Query Returns Hardcoded values but not when Watchlist is used for partial match

I am trying to create a usecase to partially match a text in a field and when that match also exists in a watchlist, but it only returns data when data is used hardcoded not when watchlist is placed!
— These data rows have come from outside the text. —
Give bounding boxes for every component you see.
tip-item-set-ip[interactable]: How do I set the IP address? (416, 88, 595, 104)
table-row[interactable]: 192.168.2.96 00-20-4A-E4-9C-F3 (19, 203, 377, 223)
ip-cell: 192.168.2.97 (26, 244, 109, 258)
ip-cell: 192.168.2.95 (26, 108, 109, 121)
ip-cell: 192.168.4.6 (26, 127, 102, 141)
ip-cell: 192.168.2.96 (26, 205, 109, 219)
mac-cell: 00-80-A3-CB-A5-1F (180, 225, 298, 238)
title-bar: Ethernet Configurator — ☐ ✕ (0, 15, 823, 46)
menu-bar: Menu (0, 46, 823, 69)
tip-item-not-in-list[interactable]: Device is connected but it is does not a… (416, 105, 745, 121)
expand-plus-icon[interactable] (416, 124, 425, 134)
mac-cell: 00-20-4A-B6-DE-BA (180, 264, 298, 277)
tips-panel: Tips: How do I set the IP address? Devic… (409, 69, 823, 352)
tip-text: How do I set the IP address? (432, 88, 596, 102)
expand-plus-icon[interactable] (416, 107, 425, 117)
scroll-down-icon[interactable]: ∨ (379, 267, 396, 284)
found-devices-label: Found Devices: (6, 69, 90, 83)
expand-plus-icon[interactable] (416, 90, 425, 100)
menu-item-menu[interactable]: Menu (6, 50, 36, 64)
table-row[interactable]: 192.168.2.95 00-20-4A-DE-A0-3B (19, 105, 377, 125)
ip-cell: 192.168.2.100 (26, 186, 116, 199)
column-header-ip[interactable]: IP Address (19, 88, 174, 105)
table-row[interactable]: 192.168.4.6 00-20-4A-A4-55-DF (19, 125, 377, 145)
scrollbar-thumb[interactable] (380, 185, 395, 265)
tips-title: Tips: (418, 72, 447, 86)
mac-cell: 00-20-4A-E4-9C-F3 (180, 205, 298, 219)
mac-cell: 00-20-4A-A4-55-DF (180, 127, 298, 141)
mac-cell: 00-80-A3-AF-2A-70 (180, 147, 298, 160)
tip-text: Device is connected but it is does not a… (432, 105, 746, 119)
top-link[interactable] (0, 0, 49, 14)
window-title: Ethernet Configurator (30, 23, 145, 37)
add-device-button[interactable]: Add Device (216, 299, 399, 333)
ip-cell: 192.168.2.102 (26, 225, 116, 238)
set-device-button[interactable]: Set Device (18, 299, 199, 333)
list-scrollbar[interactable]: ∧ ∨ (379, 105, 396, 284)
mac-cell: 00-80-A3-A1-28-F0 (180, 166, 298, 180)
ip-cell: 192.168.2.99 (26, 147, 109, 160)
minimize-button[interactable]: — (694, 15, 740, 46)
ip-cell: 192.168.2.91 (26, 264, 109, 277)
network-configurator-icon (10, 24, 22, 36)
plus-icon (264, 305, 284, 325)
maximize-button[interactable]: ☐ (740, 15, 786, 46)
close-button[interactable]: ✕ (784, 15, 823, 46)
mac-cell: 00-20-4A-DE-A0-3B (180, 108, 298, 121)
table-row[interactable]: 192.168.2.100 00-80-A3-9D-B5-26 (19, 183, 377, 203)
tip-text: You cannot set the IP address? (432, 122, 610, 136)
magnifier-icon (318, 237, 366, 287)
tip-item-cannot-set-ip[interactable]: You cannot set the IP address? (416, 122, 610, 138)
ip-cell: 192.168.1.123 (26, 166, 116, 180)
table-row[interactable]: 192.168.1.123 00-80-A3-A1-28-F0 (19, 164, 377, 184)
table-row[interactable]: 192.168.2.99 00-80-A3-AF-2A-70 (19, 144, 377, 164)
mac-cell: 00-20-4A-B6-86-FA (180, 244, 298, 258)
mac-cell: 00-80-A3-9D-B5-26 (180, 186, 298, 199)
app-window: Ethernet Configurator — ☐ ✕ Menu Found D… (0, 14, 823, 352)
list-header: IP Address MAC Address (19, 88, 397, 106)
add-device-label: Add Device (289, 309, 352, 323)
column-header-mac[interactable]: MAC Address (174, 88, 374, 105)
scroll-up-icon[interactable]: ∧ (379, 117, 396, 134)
QUERY WITH WATCHLIST: No data returned

let timeFrame = 1d;
let getExtensions = _GetWatchlist('EncryptedFileExtensions')
| project Extensions = ['FileExtensions']
;
Event
| where TimeGenerated >= ago(timeFrame)
| where Source == "Microsoft-Windows-Sysmon"
| where EventID == '11' or EventID == '15'
| where EventData in (getExtensions)
| parse EventData with * 'TargetFilename">C:' FilePathAndExt ':Zone.Identifier<' *
| where FilePathAndExt matches regex@'([\.]\w+)'
| summarize count() by FilePathAndExt

QUERY WITHOUT WATCHLIST: Returns Data

Event
| where Source == "Microsoft-Windows-Sysmon"
| where EventID == '11' or EventID == '15'
| where EventData contains ".ods" or EventData contains ".rtf" or EventData contains ".odp"
| parse EventData with * 'TargetFilename">C:' FilePathAndExt ':Zone.Identifier<' *
| where FilePathAndExt matches regex@'([\.]\w+)'
| summarize count() by FilePathAndExt

Any suggestion would be highly appreciated!